Similar to this, external audits also have certain limitations relevant to the organizations conducting the audit itself. These limitations are as follows:
- Costs Involved: External Audit needs to be conducted by third parties, as required by the law. However, the fees that are associated with the audit process cannot be ignored. External Audits need to be costly, and this is something that the organization needs to pay themselves. This is a significant downside of external audits simply because it tends to leave a dent in its financials. Additionally, accountants also need to play a part in the auditing process because they need to offer their support and cooperation to auditors to be executed smoothly.
- Risk of a Qualified Report: This is also a very major risk associated with an eternal audit. Audit opinion, if unfavorable for the company, can harness its reputation in the market. It leads to shareholders losing trust and eventually withdrawing their shares of investment from the company. Although the probability of this happening, in the case of a clean practice by the company, is negligible, but still, there is a risk involved. If the auditor is not satisfied, he has the right to mention it in the audit report, which can be detrimental for the company.
- Disruption in normal routine operations of the company: Since the audit is considered to be a cumbersome process, it can be seen that numerous processes are involved in making sure that the auditing process is carried out with relative ease.
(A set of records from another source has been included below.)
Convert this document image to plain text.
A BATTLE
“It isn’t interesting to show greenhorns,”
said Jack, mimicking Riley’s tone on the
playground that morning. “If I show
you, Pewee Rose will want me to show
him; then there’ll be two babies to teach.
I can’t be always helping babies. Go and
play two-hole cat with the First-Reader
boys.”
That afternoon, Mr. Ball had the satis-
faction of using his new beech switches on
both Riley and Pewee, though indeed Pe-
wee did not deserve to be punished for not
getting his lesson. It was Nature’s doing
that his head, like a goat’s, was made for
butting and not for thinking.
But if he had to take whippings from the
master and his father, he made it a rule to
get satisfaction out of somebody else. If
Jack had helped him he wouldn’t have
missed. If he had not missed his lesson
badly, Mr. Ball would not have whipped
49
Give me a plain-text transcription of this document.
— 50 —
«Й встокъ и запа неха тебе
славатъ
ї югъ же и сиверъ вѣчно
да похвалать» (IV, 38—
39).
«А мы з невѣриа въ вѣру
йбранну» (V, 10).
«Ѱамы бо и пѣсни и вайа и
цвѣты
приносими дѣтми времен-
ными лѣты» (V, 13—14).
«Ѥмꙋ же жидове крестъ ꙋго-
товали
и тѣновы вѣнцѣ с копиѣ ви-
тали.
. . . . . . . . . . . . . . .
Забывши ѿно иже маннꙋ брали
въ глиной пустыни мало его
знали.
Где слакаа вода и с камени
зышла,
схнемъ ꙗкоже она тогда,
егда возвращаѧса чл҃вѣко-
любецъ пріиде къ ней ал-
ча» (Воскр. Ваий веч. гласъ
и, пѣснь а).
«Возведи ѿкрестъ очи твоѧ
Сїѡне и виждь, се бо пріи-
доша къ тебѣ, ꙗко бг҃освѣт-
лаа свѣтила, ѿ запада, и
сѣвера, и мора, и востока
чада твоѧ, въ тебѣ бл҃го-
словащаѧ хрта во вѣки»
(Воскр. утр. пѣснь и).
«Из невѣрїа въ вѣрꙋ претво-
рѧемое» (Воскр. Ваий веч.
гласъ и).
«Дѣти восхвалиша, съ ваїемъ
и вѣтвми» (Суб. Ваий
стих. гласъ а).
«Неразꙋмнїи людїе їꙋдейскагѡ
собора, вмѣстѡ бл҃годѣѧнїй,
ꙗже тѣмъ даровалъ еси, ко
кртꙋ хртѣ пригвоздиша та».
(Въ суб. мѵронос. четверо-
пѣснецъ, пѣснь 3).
However, when auditors are working, the normal course of operations might be disrupted as a result, essentially because audit requires complete cooperation from the management.
Therefore, it can be seen that during the ordinary course of the audit, there are a few challenges and limitations that are concurred by the organization undergoing the audit. However, this does not, in any way, mean that audit is not necessary and can be looked upon by the company. Organizations should strive harder to make sure that they can make the audit process as easy as possible. The auditors can gather all the necessary evidence with relative ease so that the integrity of the audit will not be compromised in any way.
On the other hand, as far as limitations of the auditors are concerned, it can be seen that the limitations of audit can be covered too by ensuring that the audit is planned properly. This might help prove that evidence gathering and sampling are conducted appropriately to minimize the underlying risk associated.